An ownership team including two Portland bar professionals aims to open the Portland Distilling Co. on Walton Street this year.

Adam Sousa and Caleb Landry, co-creative directors at Blyth & Burrows, have partnered with Matt Brown to launch the new distillery at 135 Walton St. in a 3,000-square-foot space now under construction. Sousa and Landry said they hope the production facility will be up and running by early fall.

Portland Distilling Co. will start its product line with Goldie’s Cocktail Gin, a London dry-style gin similar to Plymouth or Beefeater.
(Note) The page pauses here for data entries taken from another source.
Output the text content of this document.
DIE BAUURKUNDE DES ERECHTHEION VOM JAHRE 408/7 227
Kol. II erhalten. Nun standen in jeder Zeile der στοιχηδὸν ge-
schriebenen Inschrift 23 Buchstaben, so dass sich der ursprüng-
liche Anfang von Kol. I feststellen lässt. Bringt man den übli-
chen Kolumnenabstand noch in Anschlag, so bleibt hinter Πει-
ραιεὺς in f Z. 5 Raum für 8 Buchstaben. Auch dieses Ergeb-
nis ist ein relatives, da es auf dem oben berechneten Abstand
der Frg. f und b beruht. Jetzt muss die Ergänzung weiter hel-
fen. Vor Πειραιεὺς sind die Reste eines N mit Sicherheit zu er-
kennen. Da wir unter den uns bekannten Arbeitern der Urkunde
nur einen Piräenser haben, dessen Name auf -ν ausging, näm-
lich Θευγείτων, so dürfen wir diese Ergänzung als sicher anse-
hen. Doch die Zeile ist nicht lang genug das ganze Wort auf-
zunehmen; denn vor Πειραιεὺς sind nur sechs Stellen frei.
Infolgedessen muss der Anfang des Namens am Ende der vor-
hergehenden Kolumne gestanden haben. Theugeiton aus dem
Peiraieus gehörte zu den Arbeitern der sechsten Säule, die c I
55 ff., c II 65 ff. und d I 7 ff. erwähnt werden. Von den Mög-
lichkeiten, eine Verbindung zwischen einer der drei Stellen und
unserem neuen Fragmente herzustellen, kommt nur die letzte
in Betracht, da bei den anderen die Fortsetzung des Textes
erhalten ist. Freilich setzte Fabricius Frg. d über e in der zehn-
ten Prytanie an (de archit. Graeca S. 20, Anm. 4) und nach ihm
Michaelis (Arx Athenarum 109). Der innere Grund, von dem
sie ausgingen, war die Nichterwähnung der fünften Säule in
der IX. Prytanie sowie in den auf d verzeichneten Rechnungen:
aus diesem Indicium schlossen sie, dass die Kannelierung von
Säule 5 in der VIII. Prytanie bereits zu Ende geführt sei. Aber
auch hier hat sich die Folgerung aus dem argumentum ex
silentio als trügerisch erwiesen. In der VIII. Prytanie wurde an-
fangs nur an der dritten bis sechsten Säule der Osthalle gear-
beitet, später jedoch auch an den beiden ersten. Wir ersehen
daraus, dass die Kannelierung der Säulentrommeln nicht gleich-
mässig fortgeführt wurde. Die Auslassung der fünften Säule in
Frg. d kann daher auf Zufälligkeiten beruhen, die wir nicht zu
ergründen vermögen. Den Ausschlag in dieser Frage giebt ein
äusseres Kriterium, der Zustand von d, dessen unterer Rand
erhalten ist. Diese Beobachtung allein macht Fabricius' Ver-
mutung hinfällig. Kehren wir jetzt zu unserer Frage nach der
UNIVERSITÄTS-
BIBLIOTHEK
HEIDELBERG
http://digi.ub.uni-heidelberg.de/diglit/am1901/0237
From there, they expect to develop a vodka, then they’ll consider making other spirits as well.

Sousa and Landry said they will be able to produce as much as 10,000 gallons of spirits a year, roughly amounting to more than 50,000 750-milliliter bottles.


Sousa and Landry noted how in the world of craft beverages like beer and spirits, products have become increasingly varied and even complicated – touting unique or unusual flavor profiles – in an attempt to distinguish themselves from competition. But the singular flavors in these beverages can limit their appeal, often causing them to be sidelined in favor of more versatile products.

The Blyth & Burrows vets said they aim to keep their Portland Distilling Co. products more classic and simple. “I think there is beauty in simplicity,” Sousa said. “The classic style of London dry gin is classic for a reason.”


Portland restaurant and craft cocktail bar The Danforth made the Imbibe 75 List, Imbibe magazine’s annual rundown of the most influential people and places in the beverage world.

The Danforth opened in the West End in July in the space previously occupied by Little Giant. The venue was the latest addition to the stable of Gin & Luck, parent company of spirit world heavyweight Death & Co., which has craft cocktail bars in Manhattan, Los Angeles and Denver.

“The company’s COO, Alex Day, says they hope the mix of casual and fancy, both in the bar’s design and in the menu offerings, will foster the idea that the Danforth is ‘the kind of bar and restaurant casual enough for a stop by, but meaningful enough for a special celebration,’ ” part of Imbibe’s writeup of The Danforth states.



Farm Store, a new online hub for Maine farmers markets, aims to make online ordering and purchasing available at markets throughout the state this year.

The Farm Store site, at, had a limited launch last summer. Bangor-based Farm Store founders Steve, Terri and Michael Sleeper started the site so customers of their business, Mediterranean Cuisine by TS, could purchase their products more conveniently.

Farm Store allows customers to search items online, place an order directly with the vendor and pick up their purchase in person at the farmers market. The process also helps prevent disappointment when customers arrive at a farmers market to find the items they wanted from particular vendors have already sold out, Terri Sleeper said.

The Sleepers currently have about half a dozen vendors from various area farmers markets signed on to their site. Farm Store is free to use for both vendors and customers, and Steve Sleeper said they will provide vendors with all necessary tech support to get their inventories added to the site.

“The software is ready to handle the whole state of Maine. We really want to grow this thing,” he said, noting that they hope to add as many as 100 vendors to the site in the coming months.

At the same time, Sleeper added that they don’t want to hurry the process, and would rather make sure the site works as it should.

“We’re not in any big hurry,” he said. “We want to make sure the online experience is fabulous and flawless.”

This story was updated at 9:22 a.m. Feb. 15 to correct the name of the online hub for farmers markets.